システム管理においては、アクセスするID、パスワードの管理を適正に行い、人事異動等により異動した職員にアクセス権が残り続けないように、権限管理を適切に実施する必要がある。
これは,堺市では今までID・パスワードの管理はザルだったことを認めたものといっても過言ではないはずです。
個人情報や守秘義務のかかる情報を扱っている役所とは思えないお粗末さです。

市役所内部には甘く,外部の通報者(市民)に疑念を向けた市の人事部

第2回の検証委員会の会議録を読んでいても,市側(人事部)の姿勢にはかなりの問題意識が根付いているように感じました。

公益通報されている案件なのに,「鎌かけられているんではないか?」とか「通報者に対しての通報の真実性」とか言い出すのはさすがにどうなんでしょう。

人事部長からこういう発言が出ている時点で,堺市役所内部の隠蔽体質というか「組織防衛>公益通報」という体質が,より明らかになったと思われます。

今回の流出事案への市の対応は,リスクマネジメント的には最悪の一手に他ならなかったと思いますし,市民の市役所に対する「信用残高」を暴落(というかマイナスのどん底)させたと断言してよいでしょう。

検証委員会は実際は市の調査・対応の追認機関?

委員会 会議
第3回の検証委員会の会議録を読んで,orz……となったのが次の一節です。
順番に言うと、大きなくくりでいうと、調査結果の妥当性、それから再発防止の妥当性という大きなくくりの中で、調査結果の妥当性については初動ですね、それから発覚以降の調査、それから市としての対応という、それを文書としては資料1の文書があります。それから、今日の中でも各委員から補足がありましたので、それをこの報告書の中に埋めていくということ、そういう形で報告書ができるのかなと思っております。
調査結果の妥当性」「再発防止の妥当性」という文言を見て,ふと次のようなことを感じずにはいられませんでした。

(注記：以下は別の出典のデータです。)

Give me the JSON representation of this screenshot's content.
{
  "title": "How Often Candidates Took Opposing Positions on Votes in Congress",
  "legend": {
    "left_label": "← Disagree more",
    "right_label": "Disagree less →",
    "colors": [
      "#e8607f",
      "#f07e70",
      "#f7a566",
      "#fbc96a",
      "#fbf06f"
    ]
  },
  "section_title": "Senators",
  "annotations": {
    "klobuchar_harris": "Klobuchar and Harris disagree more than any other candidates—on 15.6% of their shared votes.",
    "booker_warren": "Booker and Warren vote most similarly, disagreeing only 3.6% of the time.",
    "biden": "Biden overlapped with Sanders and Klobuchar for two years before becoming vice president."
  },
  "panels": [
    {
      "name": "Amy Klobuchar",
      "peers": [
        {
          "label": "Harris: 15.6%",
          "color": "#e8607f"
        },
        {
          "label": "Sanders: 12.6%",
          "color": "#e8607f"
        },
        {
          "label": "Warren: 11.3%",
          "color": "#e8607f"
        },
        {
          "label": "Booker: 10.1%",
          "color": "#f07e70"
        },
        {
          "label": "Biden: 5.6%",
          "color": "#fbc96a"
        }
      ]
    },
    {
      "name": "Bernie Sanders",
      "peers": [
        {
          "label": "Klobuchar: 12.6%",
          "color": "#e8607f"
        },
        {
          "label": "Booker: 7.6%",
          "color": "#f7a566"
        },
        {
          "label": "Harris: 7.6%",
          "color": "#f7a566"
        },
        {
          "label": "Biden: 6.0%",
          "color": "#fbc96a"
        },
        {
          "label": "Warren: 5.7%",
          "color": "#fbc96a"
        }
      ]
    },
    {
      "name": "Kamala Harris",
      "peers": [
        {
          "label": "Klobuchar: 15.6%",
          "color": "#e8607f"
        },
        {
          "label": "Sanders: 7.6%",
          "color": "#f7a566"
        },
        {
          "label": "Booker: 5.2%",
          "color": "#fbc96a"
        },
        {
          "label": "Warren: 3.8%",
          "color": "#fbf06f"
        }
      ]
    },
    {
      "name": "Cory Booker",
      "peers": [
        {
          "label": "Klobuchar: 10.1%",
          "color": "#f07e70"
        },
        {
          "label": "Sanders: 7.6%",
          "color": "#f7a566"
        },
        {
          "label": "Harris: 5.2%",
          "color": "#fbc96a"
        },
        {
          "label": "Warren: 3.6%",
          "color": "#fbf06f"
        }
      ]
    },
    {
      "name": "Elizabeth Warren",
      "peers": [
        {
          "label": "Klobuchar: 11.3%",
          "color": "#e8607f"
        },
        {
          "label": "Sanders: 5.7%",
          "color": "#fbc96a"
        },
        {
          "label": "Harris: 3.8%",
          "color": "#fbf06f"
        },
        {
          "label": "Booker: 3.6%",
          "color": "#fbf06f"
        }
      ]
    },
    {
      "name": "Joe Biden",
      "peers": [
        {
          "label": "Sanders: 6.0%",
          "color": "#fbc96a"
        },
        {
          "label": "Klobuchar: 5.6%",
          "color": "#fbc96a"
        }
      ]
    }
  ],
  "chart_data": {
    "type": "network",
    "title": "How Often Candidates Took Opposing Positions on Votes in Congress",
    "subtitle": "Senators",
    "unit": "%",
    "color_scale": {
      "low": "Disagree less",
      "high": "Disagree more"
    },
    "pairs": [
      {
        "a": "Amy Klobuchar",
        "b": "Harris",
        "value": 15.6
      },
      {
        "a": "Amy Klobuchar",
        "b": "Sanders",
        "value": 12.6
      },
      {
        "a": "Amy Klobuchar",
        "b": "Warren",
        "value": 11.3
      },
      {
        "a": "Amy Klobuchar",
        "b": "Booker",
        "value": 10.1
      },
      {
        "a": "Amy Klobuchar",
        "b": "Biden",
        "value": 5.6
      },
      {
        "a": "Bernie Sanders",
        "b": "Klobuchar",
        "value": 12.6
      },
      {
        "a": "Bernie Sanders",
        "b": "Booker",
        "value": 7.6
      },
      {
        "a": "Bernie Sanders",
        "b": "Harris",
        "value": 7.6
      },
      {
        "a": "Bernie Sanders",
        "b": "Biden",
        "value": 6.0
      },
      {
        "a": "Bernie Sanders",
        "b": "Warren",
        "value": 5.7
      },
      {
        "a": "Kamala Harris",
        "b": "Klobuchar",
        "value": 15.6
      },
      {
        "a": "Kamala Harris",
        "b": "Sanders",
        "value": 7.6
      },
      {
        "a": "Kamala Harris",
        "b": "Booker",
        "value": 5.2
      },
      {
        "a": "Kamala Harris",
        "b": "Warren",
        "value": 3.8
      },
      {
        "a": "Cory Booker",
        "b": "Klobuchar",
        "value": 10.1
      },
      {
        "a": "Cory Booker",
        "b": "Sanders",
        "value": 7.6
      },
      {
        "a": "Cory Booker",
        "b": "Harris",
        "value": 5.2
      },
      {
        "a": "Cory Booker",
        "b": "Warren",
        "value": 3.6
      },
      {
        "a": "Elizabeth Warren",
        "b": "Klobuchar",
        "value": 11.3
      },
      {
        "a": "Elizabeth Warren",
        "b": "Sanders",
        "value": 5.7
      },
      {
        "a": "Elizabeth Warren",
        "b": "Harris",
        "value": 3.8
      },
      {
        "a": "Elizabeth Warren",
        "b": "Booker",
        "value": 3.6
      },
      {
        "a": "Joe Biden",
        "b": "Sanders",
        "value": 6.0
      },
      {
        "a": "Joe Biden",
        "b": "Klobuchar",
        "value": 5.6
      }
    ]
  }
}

要は,調査結果と再発防止策は市側のものがベースで,検証委員会は多少は意見を出したり質したり,追加事項は入れたりするものの基本的には市側の調査や対応が妥当だったと追認するための委員会だったのかと疑いたくなります。

悪く言えば,膿を出しきらずにそのまま患部を縫合して見かけをごまかすかのような対応です(正直な話,市役所による市役所のためのアリバイ作りにしか見えません)。
それでも,まったく検証委員会を開かないよりはマシなのですが……,そんなこと言っちゃあ,世も終いってやつなのでしょう。

最後に

本来は,検証委員会がゼロベースで市役所の体質から初動対応などすべてを精査し,最終的に提言をまとめて答申するのが普通だと思うのです。
今回はそういったことは無かったですから,余計に堺市役所のトンデモっぷりを世間に晒すのではないかという気がしますね。

市議会の方も,煮え切らない対応なのですが,それは後日のエントリにて,書きたいと思います。